Néanmoins, lorsque cette polyvalence est assimilable à une succession d'interventions disparates elle empêche la construction d'une véritable carrière et l'insertion dans l'emploi.
Des évolutions artistiques et techniques permanentes
Le spectacle vivant est traversé par des courants profondément novateurs qui demandent un réajustement permanent des compétences. Ces évolutions concernent la technologie scénique (qui va dans le sens d'une hyper sophistication des équipements et d'une complexification des normes en usages), les modes d'enregistrement, ou plus fondamentalement les esthétiques. En effet, les formes artistiques sont loin d'être figées ; certaines disparaissent ou tombent dans le désaveu du public, tandis que d'autres, d'abord expérimentales et confidentielles, envahissent le devant de la scène et remportent un plein succès. Aussi, les salariés expriment d'importants besoins de formation tout au long de la vie pour nourrir les créations auxquelles ils participent.
Une offre de formation exponentielle et peu structurée
Depuis une petite dizaine d'année, les représentants de la profession constatent une croissance exponentielle de l'offre de formation continue dans les différents secteurs d'activité du spectacle vivant. Cette augmentation et cette diversification de l'offre faisaient partie des recommandations du CEP visant à améliorer la professionnalisation des salariés. En effet, en matière de formation, les professionnels ont longtemps privilégié l'apprentissage sur "le tas", estimant que leurs métiers étaient trop particuliers pour être appris dans un cursus scolaire ni même dans un centre spécialisé.

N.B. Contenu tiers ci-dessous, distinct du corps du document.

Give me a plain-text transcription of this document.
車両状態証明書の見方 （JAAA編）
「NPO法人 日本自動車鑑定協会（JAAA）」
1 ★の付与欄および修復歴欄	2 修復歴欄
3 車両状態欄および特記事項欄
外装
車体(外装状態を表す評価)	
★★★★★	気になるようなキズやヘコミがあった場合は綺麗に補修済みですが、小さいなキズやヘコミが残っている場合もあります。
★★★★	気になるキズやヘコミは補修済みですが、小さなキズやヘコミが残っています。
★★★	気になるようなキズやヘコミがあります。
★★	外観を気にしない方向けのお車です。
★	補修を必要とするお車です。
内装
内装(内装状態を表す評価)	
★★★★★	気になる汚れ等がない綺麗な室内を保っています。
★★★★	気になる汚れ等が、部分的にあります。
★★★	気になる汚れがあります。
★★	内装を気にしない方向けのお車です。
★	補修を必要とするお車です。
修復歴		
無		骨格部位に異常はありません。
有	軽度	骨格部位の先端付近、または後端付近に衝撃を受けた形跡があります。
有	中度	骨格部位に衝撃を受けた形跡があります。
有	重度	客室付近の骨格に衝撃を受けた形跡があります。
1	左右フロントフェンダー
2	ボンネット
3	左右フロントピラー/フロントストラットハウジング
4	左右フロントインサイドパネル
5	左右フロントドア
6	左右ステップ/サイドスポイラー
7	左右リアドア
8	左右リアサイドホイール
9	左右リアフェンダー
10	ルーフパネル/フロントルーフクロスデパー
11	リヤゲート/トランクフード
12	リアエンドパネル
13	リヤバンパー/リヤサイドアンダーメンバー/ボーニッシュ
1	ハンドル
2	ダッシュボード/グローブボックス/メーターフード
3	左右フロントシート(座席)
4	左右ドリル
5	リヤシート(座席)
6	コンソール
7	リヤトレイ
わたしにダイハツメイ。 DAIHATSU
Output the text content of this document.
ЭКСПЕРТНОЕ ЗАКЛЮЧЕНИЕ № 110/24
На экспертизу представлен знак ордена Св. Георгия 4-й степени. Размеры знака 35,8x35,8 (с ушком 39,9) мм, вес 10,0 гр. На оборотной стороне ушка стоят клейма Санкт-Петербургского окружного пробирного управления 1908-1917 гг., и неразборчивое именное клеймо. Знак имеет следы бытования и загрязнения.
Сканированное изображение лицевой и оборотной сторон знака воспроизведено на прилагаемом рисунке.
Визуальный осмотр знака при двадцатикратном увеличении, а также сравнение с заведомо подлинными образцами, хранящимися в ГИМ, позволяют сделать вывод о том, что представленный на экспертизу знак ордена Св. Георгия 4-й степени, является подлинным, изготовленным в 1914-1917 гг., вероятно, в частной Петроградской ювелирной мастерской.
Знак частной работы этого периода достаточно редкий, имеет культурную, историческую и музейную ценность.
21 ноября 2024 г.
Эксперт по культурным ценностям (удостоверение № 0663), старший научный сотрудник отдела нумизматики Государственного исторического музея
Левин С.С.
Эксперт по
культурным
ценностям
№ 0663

De fait, le spectacle vivant, est encore fortement marqué par une logique artisanale qui privilégie la transmission de savoir-faire en situation de travail et qui fonctionne sur la "présomption de compétence". Cependant, le développement de l'emploi intermittent, la diversification des formes de spectacles et l'évolution des technologies ont fait naître un réel besoin de personnels détenteurs de qualifications maîtrisées et reconnues.
Or aujourd'hui, le paysage est très contrasté et l'offre de formation peu structurée : cohabitent quelques filières de formations initiales (principalement des écoles d'excellence très sélectives), parfois diplômantes, et, bon nombre de formations destinées à renforcer les compétences des salariés déjà insérés sur le marché du travail, organisées dans leurs grandes majorités sous forme de stages de courte durée. Ce fourmillement pose en premier lieu un problème de lisibilité de l'offre pour les "utilisateurs" (employeurs ou salariés). L'absence de "contrôle qualité", d'évaluation ou de validation par la branche (agrément), renforce ce sentiment de flou et laisse la part belle au marché et à la concurrence entre les organismes de formation. Par ailleurs, la question de l'adéquation de l’offre aux besoins des entrepreneurs de spectacle reste entièrement posée.